Although short-term results with endoscopic devices have been encouraging, long-term efficacy has been elusive. A recent report of LINX reflux system made of titanium beads shows efficacy up to 4 years with few side effects in a multicenter trial and has obtained FDA approval [26].

Surgical Treatment

Laparoscopic fundoplication is effective in controlling acid and non-acid reflux. A recent randomized controlled study demonstrated that in PPI-responsive patients, esomeprazole and anti-reflux surgery achieved comparable rates of remission at 5 years. However, there is controversy on the efficacy of anti-reflux surgery in patients who have normal endoscopy and normal/abnormal acid exposure. It is prudent at this time to limit anti-reflux surgery to patients who are refractory to PPI and who have abnormal acid exposure when tested “off PPI.”

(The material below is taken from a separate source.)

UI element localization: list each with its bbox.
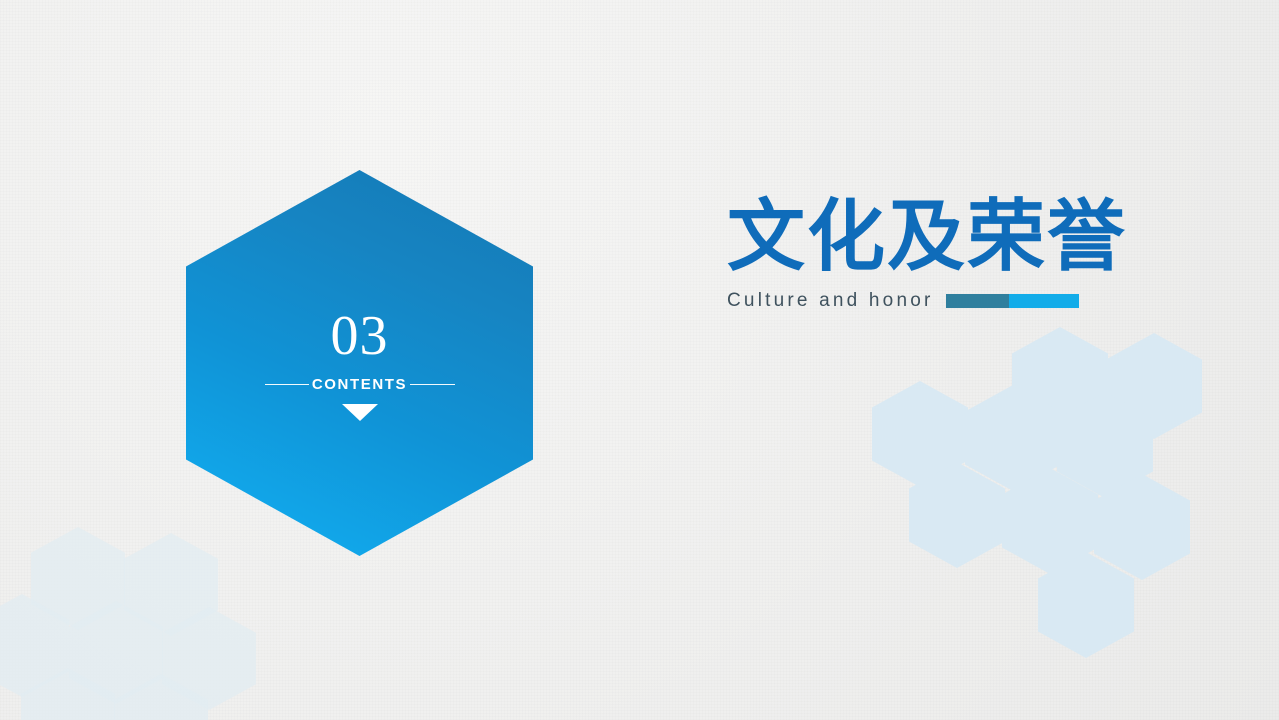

Management algorithm of patients with PPI refractory symptom is shown in Fig. 8.1.

Fig. 8.1
figure 1

Management algorithm of patients with PPI refractory symptom (Reprinted from Best Pract Res Clin Gastroenterol, Dec;24(6):923–36; Hershcovici T, Fass R. An algorithm for diagnosis and treatment of refractory GERD; © 2010, with permission from Elsevier)

Conclusion

The advent of acid-suppressive drugs, in particular proton pump inhibitors (PPI), has revolutionized the management of GERD, with the promise that GERD could soon be a disease of the past. However, although many patients respond to PPI, refractory GERD has emerged as the new clinical challenge. Most, if not all, of these patients refractory to PPI are NERD and the extraesophageal syndromes. The reasons for their failure to respond to treatment are due to GERD-related or non-GERD-related etiologies. Currently, technologies to better measure pH and acid exposure in the esophagus have been developed to distinguish the PPI refractory GERD patients from non-GERD patients. It remains to be seen if the outcomes of treatment match the proposed mechanisms of PPI refractories.